The primary purpose of any wad or card used in a MLer is to SEAL the gases behind the load of shot, or the PRB. Using newspaper may be handy, but getting a tight seal is unlikely. Use a Chronograph to answer that question, if you must travel down a road others have already traveled before.
You can save money by punching out your own cards or wads from stock purchased in large sheets for a lot less money than what is even charged for wads today. However, you are substituting your own labor, and equipment, for those used in factories to produce wads or cards by the tens of thousands. Its pretty hard to find a way to make your own wads Cheaper than what they cost to buy. I have better things to do with my time. But, punches are available in all the popular gauges if that is where you want to go.

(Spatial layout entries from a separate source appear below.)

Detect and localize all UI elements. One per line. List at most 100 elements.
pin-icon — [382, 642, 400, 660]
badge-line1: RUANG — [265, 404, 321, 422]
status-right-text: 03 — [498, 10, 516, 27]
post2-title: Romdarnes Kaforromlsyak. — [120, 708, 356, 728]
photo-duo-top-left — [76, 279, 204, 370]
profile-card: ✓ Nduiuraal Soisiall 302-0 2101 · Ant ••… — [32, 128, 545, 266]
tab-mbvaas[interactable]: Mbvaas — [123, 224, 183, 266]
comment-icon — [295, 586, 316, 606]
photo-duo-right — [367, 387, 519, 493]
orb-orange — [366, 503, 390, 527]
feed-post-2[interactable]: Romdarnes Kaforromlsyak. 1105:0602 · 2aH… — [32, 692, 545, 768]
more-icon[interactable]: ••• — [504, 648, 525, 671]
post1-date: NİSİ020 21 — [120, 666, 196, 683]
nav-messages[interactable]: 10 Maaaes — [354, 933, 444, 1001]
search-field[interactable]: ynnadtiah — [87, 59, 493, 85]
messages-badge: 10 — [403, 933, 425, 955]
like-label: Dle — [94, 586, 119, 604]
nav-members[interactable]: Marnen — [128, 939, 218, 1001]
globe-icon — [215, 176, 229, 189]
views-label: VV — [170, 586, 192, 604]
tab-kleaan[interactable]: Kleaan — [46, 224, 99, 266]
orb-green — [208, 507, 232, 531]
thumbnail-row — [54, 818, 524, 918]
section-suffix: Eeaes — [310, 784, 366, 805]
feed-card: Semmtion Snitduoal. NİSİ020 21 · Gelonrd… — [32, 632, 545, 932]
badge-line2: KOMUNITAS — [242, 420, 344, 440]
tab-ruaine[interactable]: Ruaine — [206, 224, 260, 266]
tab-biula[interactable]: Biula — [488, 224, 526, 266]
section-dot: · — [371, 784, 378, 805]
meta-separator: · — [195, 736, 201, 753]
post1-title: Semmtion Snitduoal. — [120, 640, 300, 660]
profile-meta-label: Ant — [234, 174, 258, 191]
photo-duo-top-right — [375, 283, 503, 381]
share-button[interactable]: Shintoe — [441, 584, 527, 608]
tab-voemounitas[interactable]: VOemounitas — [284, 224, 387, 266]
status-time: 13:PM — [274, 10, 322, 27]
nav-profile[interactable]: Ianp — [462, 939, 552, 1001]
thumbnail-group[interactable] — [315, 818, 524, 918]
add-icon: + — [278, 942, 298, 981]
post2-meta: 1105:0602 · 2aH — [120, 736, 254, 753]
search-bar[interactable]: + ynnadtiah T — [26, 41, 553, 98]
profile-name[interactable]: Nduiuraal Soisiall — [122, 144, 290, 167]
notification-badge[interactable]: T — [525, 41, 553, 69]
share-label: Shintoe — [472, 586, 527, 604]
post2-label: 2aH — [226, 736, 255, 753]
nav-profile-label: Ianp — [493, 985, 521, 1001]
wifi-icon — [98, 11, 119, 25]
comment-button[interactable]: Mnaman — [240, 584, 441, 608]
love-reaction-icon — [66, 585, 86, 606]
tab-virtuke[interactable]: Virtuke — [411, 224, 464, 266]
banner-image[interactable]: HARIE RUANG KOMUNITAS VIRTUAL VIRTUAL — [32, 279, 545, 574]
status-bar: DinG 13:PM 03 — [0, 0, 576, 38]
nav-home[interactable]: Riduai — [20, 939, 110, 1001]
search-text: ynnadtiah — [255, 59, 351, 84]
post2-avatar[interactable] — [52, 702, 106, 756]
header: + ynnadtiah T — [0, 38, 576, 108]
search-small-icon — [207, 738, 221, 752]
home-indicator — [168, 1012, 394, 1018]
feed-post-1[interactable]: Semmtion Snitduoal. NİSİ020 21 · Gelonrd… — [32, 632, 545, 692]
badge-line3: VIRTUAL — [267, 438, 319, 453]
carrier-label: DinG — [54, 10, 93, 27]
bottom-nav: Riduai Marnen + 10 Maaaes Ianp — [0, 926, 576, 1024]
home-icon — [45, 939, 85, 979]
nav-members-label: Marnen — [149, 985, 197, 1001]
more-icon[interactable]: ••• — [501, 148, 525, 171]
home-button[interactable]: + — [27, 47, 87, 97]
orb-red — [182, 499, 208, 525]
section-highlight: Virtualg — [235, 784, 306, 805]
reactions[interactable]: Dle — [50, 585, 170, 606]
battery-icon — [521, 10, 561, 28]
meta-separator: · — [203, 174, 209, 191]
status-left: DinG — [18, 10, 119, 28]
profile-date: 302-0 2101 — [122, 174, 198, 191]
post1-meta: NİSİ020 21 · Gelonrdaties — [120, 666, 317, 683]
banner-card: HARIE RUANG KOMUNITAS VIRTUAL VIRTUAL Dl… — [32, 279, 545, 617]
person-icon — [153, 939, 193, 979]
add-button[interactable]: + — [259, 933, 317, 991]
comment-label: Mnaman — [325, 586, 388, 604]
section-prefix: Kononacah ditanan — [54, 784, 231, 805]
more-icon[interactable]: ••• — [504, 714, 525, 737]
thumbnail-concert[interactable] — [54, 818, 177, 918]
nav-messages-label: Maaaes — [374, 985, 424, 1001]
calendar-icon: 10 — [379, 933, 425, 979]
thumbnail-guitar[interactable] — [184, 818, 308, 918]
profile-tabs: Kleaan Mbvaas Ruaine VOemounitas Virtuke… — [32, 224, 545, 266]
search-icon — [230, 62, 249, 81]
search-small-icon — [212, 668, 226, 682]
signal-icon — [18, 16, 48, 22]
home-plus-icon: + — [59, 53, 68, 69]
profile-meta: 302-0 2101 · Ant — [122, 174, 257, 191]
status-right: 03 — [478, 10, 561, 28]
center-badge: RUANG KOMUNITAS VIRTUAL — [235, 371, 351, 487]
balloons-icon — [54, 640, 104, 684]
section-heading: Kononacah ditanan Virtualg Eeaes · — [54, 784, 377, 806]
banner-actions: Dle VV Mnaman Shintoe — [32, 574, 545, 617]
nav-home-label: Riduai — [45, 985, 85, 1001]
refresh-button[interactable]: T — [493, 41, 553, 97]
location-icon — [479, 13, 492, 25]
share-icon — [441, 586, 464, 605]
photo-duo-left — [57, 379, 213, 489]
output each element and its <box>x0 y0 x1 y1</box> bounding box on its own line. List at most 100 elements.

The most important part of any wad or card is its edge, which is that part of the wad that provides the gas seal. Commercially made cards have great edges, are thin enough that they can be bent slightly to fit them down through any choke at the muzzle of a gun, then turned to drive down the barrel. Any time you turn a wad or card in the bore, you are turning 2 opposite edges at the pivot points. So, to over come this potential source of weakness, you use 2( or more) cards instead of one, putting them in the muzzle along different axes( for example, put the first card in the barrel in a 12/6 o'clock alignment, using your front site. Then for the second card, put the card in the muzzle on a 9/3 o'clock alignment. Any weakness at 12 or 6 o'clock on the first card is "covered" by the second card, and the first card covers any weakness in the second card at 9 or 3 o'clock.

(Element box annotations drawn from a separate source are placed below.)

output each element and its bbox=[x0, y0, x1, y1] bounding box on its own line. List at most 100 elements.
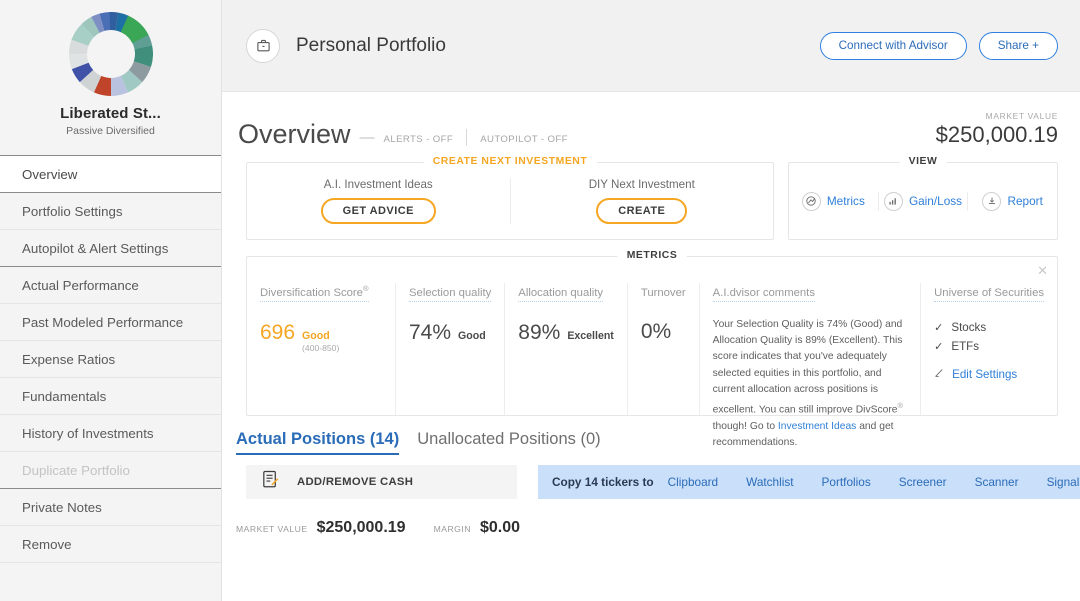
metric-tag: Good bbox=[458, 330, 486, 342]
copy-target-scanner[interactable]: Scanner bbox=[961, 475, 1033, 489]
sidebar-item-label: Private Notes bbox=[22, 500, 102, 515]
panels-row: CREATE NEXT INVESTMENT A.I. Investment I… bbox=[222, 148, 1080, 240]
metric-value: 0% bbox=[641, 320, 671, 344]
metric-value-row: 74% Good bbox=[409, 321, 491, 345]
copy-target-portfolios[interactable]: Portfolios bbox=[808, 475, 885, 489]
universe-item-label: Stocks bbox=[951, 321, 986, 334]
sidebar-item-overview[interactable]: Overview bbox=[0, 156, 221, 193]
view-report-button[interactable]: Report bbox=[967, 192, 1057, 211]
sidebar-item-label: History of Investments bbox=[22, 426, 154, 441]
metric-diversification-score: Diversification Score® 696 Good (400-850… bbox=[247, 283, 395, 415]
footer-margin-label: MARGIN bbox=[434, 524, 471, 534]
market-value-amount: $250,000.19 bbox=[936, 122, 1058, 148]
view-metrics-button[interactable]: Metrics bbox=[789, 192, 878, 211]
sidebar-item-portfolio-settings[interactable]: Portfolio Settings bbox=[0, 193, 221, 230]
donut-chart-icon bbox=[0, 12, 221, 96]
metric-value-row: 0% bbox=[641, 320, 686, 344]
sidebar-item-past-modeled-performance[interactable]: Past Modeled Performance bbox=[0, 304, 221, 341]
sidebar-item-autopilot-alert-settings[interactable]: Autopilot & Alert Settings bbox=[0, 230, 221, 267]
overview-header: Overview — ALERTS - OFF AUTOPILOT - OFF … bbox=[222, 92, 1080, 148]
topbar-actions: Connect with Advisor Share + bbox=[820, 32, 1058, 60]
sidebar-item-label: Actual Performance bbox=[22, 278, 139, 293]
sidebar-item-label: Overview bbox=[22, 167, 77, 182]
metric-selection-quality: Selection quality 74% Good bbox=[395, 283, 504, 415]
market-value-block: MARKET VALUE $250,000.19 bbox=[936, 111, 1058, 148]
autopilot-status[interactable]: AUTOPILOT - OFF bbox=[480, 134, 568, 145]
metric-label: Turnover bbox=[641, 287, 686, 301]
metrics-panel: METRICS ✕ Diversification Score® 696 Goo… bbox=[246, 256, 1058, 416]
sidebar-item-duplicate-portfolio: Duplicate Portfolio bbox=[0, 452, 221, 489]
sidebar-item-expense-ratios[interactable]: Expense Ratios bbox=[0, 341, 221, 378]
advisor-text-reg: ® bbox=[898, 401, 904, 410]
topbar: Personal Portfolio Connect with Advisor … bbox=[222, 0, 1080, 92]
footer-margin-value: $0.00 bbox=[480, 519, 520, 537]
add-remove-cash-label: ADD/REMOVE CASH bbox=[297, 476, 413, 488]
sidebar-item-label: Autopilot & Alert Settings bbox=[22, 241, 168, 256]
universe-item-label: ETFs bbox=[951, 340, 979, 353]
view-item-label: Report bbox=[1007, 194, 1042, 208]
pencil-icon bbox=[934, 367, 945, 381]
metric-value-row: 89% Excellent bbox=[518, 321, 614, 345]
close-icon[interactable]: ✕ bbox=[1037, 264, 1048, 277]
metric-tag: Excellent bbox=[567, 330, 614, 342]
metric-value: 89% bbox=[518, 321, 560, 345]
footer-market-value: $250,000.19 bbox=[317, 519, 406, 537]
metric-tag-text: Good bbox=[302, 330, 330, 342]
briefcase-icon bbox=[246, 29, 280, 63]
metric-value: 696 bbox=[260, 321, 295, 345]
copy-target-signals[interactable]: Signals bbox=[1033, 475, 1080, 489]
view-item-label: Metrics bbox=[827, 194, 865, 208]
overview-dash: — bbox=[360, 129, 375, 146]
view-gainloss-button[interactable]: Gain/Loss bbox=[878, 192, 968, 211]
check-icon: ✓ bbox=[934, 321, 943, 334]
copy-target-watchlist[interactable]: Watchlist bbox=[732, 475, 807, 489]
page-title: Personal Portfolio bbox=[296, 35, 446, 57]
edit-document-icon bbox=[260, 469, 281, 495]
advisor-text-part1: Your Selection Quality is 74% (Good) and… bbox=[713, 319, 903, 415]
sidebar-item-label: Fundamentals bbox=[22, 389, 106, 404]
sidebar-item-label: Expense Ratios bbox=[22, 352, 115, 367]
investment-ideas-link[interactable]: Investment Ideas bbox=[778, 421, 856, 432]
copy-target-screener[interactable]: Screener bbox=[885, 475, 961, 489]
metric-tag: Good (400-850) bbox=[302, 330, 339, 353]
sidebar-item-private-notes[interactable]: Private Notes bbox=[0, 489, 221, 526]
market-value-label: MARKET VALUE bbox=[936, 111, 1058, 121]
advisor-comments-text: Your Selection Quality is 74% (Good) and… bbox=[713, 317, 907, 451]
portfolio-strategy: Passive Diversified bbox=[0, 125, 221, 137]
metrics-panel-legend: METRICS bbox=[618, 250, 687, 261]
metric-label-text: Diversification Score bbox=[260, 287, 363, 299]
sidebar: Liberated St... Passive Diversified Over… bbox=[0, 0, 222, 601]
metric-universe-of-securities: Universe of Securities ✓ Stocks ✓ ETFs bbox=[920, 283, 1057, 415]
copy-target-clipboard[interactable]: Clipboard bbox=[654, 475, 733, 489]
app-root: Liberated St... Passive Diversified Over… bbox=[0, 0, 1080, 601]
metric-label: Selection quality bbox=[409, 287, 491, 302]
metric-range: (400-850) bbox=[302, 343, 339, 353]
universe-label: Universe of Securities bbox=[934, 287, 1044, 302]
add-remove-cash-button[interactable]: ADD/REMOVE CASH bbox=[246, 465, 517, 499]
positions-action-bar: ADD/REMOVE CASH Copy 14 tickers to Clipb… bbox=[222, 455, 1080, 499]
tab-actual-positions[interactable]: Actual Positions (14) bbox=[236, 430, 399, 455]
sidebar-item-history-of-investments[interactable]: History of Investments bbox=[0, 415, 221, 452]
create-button[interactable]: CREATE bbox=[596, 198, 687, 224]
metric-allocation-quality: Allocation quality 89% Excellent bbox=[504, 283, 627, 415]
get-advice-button[interactable]: GET ADVICE bbox=[321, 198, 436, 224]
sidebar-item-remove[interactable]: Remove bbox=[0, 526, 221, 563]
create-next-investment-panel: CREATE NEXT INVESTMENT A.I. Investment I… bbox=[246, 162, 774, 240]
metrics-wrap: METRICS ✕ Diversification Score® 696 Goo… bbox=[222, 240, 1080, 416]
share-button[interactable]: Share + bbox=[979, 32, 1058, 60]
edit-settings-label: Edit Settings bbox=[952, 368, 1017, 381]
diy-next-investment-label: DIY Next Investment bbox=[589, 178, 695, 191]
edit-settings-button[interactable]: Edit Settings bbox=[934, 367, 1044, 381]
view-panel-legend: VIEW bbox=[900, 156, 947, 167]
metric-value: 74% bbox=[409, 321, 451, 345]
sidebar-item-fundamentals[interactable]: Fundamentals bbox=[0, 378, 221, 415]
metric-advisor-comments: A.I.dvisor comments Your Selection Quali… bbox=[699, 283, 920, 415]
connect-with-advisor-button[interactable]: Connect with Advisor bbox=[820, 32, 967, 60]
view-item-label: Gain/Loss bbox=[909, 194, 962, 208]
sidebar-item-actual-performance[interactable]: Actual Performance bbox=[0, 267, 221, 304]
metric-turnover: Turnover 0% bbox=[627, 283, 699, 415]
tab-unallocated-positions[interactable]: Unallocated Positions (0) bbox=[417, 430, 600, 453]
alerts-status[interactable]: ALERTS - OFF bbox=[384, 134, 454, 145]
positions-tabs: Actual Positions (14) Unallocated Positi… bbox=[222, 416, 1080, 455]
diy-next-investment-column: DIY Next Investment CREATE bbox=[510, 178, 774, 224]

Uneven bores will upset seals and release gases, so it best to polish the bore well, to make it smooth, and even. You also want to take steps to prevent lead from rubbing off against the walls of the bore with each shot fired, as lead streaks will break the seals on the edges of succeeding shots, causing gas blow-by, and damage to the shot pattern, or to your PRB.
And, if you choose to use modern plastic shot cups, you need to take care to prevent plastic from rubbing off on the bore, just as it does with modern shotguns. I have found that lubing the plastic shotcup before inserting into the muzzle helps prevent the plastic streaking, as well as lubing the bore of your gun AFTER the load and overshot cards are seating in the barrel. Greasing the barrel also helps the shot slide over the walls, rather than rubbing lead off on them. Using a fine grained filler poured into and settled in the load of shot will also protect the shot from being deformed.
There is a downside to using Newspaper for wadding:
News print, like most all paper sold for use in receiving ink, is coated with a microscopic layer of granite dust, and that dust is hard on the bore. Used with lead solvent, it might be one way to clean lead streaks out of a barrel, but at the chance that you leave the fine granite dust in the barrel to wear on it with successive shots. That can be very hard on choked barrels in particular. If you use it in a smoothbore, I would highly recommend using a well oiled cleaning patch to pick up and remove this " dust",even before pouring water and soap down the barrel for cleaning out the powder residue.